Clay, provided by Ranchers’ subsidiary, Kentucky-Tennessee Clay Company, joined the fold, adding ceramic manufacturers to Hecla Mining’s roster of customers. Through another Ranchers’ subsidiary, Colorado Aggregate Company, the company absorbed volcanic rock quarry operations. Following the incorporation of Ranchers into Hecla Mining, the company relocated to a more populous community, moving from Wallace to Coeur d’Alene in 1986, and enjoyed years of steady growth, as it realized the surge of vibrancy added by the two acquisitions completed early in the decade.

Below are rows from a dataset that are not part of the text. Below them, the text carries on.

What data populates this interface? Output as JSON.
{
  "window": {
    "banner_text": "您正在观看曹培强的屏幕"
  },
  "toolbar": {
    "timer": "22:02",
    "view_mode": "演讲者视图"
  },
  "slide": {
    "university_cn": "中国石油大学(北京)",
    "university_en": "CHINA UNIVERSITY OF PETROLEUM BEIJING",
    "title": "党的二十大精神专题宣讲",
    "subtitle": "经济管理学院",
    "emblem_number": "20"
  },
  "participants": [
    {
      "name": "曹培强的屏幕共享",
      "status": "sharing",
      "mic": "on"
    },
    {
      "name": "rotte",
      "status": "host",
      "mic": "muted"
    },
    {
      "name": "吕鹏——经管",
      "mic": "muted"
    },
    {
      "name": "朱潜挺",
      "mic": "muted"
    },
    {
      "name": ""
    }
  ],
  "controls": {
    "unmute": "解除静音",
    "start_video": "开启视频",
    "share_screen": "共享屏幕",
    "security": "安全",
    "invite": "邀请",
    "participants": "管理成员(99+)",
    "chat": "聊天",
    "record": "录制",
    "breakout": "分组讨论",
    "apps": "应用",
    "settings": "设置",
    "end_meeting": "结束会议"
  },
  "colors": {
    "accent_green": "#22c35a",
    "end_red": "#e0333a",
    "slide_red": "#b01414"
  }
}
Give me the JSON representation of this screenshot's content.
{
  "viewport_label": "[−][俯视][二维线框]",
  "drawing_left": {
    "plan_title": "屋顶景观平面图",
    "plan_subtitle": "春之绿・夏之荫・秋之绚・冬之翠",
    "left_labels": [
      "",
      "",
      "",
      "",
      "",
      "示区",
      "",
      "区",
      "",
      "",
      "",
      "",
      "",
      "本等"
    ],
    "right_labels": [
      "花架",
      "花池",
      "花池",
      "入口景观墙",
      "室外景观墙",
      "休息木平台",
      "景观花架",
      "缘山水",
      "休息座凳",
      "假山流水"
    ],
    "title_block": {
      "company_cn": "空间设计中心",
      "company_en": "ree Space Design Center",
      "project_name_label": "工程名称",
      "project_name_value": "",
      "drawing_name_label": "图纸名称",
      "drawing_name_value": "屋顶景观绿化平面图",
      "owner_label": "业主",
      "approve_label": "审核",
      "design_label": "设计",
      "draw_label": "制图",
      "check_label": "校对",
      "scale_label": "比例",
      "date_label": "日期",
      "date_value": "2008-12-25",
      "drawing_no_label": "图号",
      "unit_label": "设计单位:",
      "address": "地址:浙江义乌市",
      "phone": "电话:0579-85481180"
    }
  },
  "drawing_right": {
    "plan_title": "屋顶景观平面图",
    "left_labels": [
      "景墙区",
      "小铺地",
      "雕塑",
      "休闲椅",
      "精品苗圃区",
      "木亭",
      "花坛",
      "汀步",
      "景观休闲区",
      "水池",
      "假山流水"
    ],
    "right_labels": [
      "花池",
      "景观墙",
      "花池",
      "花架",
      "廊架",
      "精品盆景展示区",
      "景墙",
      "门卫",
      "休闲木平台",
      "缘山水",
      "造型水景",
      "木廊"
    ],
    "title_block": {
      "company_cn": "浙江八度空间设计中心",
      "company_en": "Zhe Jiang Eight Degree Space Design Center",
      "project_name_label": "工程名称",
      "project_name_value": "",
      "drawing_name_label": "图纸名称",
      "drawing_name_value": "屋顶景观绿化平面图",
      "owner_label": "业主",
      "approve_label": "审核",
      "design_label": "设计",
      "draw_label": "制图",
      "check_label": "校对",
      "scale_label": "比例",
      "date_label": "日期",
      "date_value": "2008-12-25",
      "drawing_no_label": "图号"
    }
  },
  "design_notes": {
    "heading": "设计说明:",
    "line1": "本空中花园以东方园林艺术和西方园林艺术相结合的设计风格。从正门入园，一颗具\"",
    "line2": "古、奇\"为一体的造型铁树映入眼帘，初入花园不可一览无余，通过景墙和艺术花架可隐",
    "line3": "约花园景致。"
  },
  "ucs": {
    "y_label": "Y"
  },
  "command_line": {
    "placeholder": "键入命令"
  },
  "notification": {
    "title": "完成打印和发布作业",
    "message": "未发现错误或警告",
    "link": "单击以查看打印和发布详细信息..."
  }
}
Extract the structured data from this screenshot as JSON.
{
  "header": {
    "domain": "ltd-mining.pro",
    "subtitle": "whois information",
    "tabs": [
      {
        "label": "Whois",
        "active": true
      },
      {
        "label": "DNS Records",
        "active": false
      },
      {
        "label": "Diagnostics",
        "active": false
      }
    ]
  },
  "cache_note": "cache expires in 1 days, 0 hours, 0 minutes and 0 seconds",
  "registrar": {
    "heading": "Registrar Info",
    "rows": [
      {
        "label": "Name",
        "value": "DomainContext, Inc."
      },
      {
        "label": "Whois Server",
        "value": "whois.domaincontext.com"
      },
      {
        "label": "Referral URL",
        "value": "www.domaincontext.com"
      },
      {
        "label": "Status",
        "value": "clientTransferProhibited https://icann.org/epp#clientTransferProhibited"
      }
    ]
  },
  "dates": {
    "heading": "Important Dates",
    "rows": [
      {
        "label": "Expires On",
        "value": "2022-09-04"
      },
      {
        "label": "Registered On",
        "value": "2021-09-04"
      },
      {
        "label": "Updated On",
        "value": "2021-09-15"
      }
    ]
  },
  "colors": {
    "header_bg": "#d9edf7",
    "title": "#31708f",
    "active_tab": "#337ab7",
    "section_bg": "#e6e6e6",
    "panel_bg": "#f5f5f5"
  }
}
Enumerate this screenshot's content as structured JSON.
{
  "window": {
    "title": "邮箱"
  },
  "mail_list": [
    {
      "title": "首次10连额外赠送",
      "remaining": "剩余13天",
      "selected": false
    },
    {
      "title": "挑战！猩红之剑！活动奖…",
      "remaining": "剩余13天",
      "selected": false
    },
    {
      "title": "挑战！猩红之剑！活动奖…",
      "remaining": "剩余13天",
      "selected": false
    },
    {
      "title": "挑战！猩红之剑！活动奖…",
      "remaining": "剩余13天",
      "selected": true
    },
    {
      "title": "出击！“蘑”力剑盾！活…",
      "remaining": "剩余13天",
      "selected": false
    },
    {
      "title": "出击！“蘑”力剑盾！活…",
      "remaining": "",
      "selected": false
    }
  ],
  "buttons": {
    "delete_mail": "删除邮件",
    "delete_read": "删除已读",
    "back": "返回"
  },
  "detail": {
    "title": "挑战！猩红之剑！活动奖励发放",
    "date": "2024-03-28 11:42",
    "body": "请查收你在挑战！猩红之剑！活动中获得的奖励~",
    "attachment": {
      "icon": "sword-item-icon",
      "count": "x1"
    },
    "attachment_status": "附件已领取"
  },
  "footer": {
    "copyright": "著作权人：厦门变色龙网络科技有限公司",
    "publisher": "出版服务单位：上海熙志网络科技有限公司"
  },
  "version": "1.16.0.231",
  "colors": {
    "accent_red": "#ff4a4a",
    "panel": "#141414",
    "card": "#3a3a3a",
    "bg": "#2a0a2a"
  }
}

Though meaningful growth occurred following the early 1980s acquisitions, the remainder of the 1980s were not without their problems. The Lucky Friday mine was closed in 1986, its operation deemed to be too costly, but opened again in 1987. On the brighter side, the company delved into gold production in earnest, acquiring properties in the United States and Mexico that provided a substantial percentage of revenue during the 1990s. Further, the addition of the industrial minerals businesses gained through the purchase of Ranchers proved to be a boon, developing into a nearly 50 percent contributor to the company’s total revenue volume and recording annual leaps in sales for more than a decade.

By the late 1990s, after a 10-year stretch that saw the company’s financial totals fluctuate widely, Hecla Mining’s management was intent on increasing the company’s gold and silver production and altering the composition of its business so that precious metals would account for 70 percent of total revenues. With this as its goal at the dawn of its second century of business, Hecla Mining rallied forward, a far cry from the $150 hillside claim that gave birth to one of the country’s preeminent mining companies.

Principal Subsidiaries: Kentucky-Tennessee Clay; Mountain West Colorado Aggregate (MWCA); Industrial Minerals Exploration.

Further Reading:

Bradley, Hassell, “Hecla Gets New Canada Base,” American Metal Market, August 27, 1990, p. 5.
Fahey, John, Hecla: A Century of Western Mining, Seattle: University of Washington Press, 1990.
Knights, Mikell, “Hecla Mine Halts Operations; Cause of Mine Shaft Accident Is Under Investigation,” American Metal Market,” September 1, 1994, p. 12.

LaRue, Gloria T., “Hecla to Up Gold, Silver Output,” American Metal Market, March 7, 1997, p. 4.
Munford, Christopher, “Hecla’s Largest Silver Mine Down on Luck; Firm Shuts Stopes, Lays Off Workers,” American Metal Market, December 6, 1990, p. 2.
Schiffer, Craig, “Hecla Workers Return to Lucky Friday Mine,” American Metal Market, December 8, 1994, p. 6.
Stavro, Barry, “Long Shot,” Forbes, October 20. 1986, p. 127.
Stovall, Robert H., “Tarnished Trophies,” Financial World, August 8, 1989, p. 96.